Rowdy: I'm pretty sure that the drop-keel designers initially eyeballed the raising of the seat, to locate the pilot's belly button on the centerline of the prop (or similar rule-of-thumb).
Carl Schneider went one step farther and made his front keel (with seat attached) movable up and down the mast. He then test-flew various seat heights 'til he arrived at the handling qualities he liked. Both Carl and Ernie Boyette ended up with low-thrustline (LTL) configurations. In these config's, adding power raises the nose automatically -- in some cases so much that the gyro slows down with added power unless you add forward stick pressure. Whether this is a good thing, or merely not too bad a thing, is open to debate.
But you don't need to resort to eyeballing, or guessing, or a lot of trial-and-error. The procedure for laying out the major masses so that the CG lands on the prop thrustline is the same one as used to solve weight-and-balance problems in FW planes. This procedure is set out in any FW flight-training manual.

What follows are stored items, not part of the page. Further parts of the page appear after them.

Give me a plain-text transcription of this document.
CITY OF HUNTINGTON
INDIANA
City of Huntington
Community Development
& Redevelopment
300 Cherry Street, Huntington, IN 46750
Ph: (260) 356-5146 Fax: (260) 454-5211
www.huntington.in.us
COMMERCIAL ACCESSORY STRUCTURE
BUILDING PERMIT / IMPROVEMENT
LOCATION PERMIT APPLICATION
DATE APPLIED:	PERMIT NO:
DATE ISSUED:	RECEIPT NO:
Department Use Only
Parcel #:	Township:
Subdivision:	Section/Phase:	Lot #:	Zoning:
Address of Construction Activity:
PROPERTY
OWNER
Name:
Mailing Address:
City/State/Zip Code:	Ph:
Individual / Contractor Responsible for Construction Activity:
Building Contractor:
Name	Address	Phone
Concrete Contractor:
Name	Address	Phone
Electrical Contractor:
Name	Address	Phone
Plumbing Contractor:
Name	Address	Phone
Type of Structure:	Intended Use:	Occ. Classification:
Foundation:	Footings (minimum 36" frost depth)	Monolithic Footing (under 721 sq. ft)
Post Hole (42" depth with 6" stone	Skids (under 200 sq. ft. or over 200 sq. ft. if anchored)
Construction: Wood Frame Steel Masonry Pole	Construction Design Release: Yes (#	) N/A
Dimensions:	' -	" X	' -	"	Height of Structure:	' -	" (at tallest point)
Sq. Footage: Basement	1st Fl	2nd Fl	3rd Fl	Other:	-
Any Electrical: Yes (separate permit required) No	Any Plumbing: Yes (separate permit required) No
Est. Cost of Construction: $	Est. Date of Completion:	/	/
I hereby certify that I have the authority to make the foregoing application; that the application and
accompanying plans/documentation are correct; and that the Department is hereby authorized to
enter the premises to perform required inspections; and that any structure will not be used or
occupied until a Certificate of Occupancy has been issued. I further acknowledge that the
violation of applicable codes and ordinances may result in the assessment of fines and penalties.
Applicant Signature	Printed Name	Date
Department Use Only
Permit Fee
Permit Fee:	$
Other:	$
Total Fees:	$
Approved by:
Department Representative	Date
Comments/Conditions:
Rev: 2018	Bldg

The only difference between the fixed-wingers and us is that we do the analysis along the aircraft's vertical axis, while the FWers do it along the horizontal axis. The more complete your accounting of the various masses (rotor with head, fuel, pilot, engine, landing gear, pod, etc.), and their individual CG locations, the better your paper planning will work out in real life.
Hint: a seated human in most cases does, in fact, have a CG located around bellybutton level. I risked looking silly by testing this notion this while sitting in a plastic bucket seat on the floor and rocking back and forth.
BTW, it's inaccurate to blame the scores of PIO accidents in Bensen-style gyros on the higher thrustlines dictated by redrive engines. The Bensen bloodbath long predated the arrival of the redrive Rotax and similar setups. The peak of Bensen fatalities was, IIR, in 1967. Bensen's refusal to use an effective H-stab, slight HTL even with a 4-foot prop, and low-damping (light + high RRPM) rotor had much to do with this tragic record.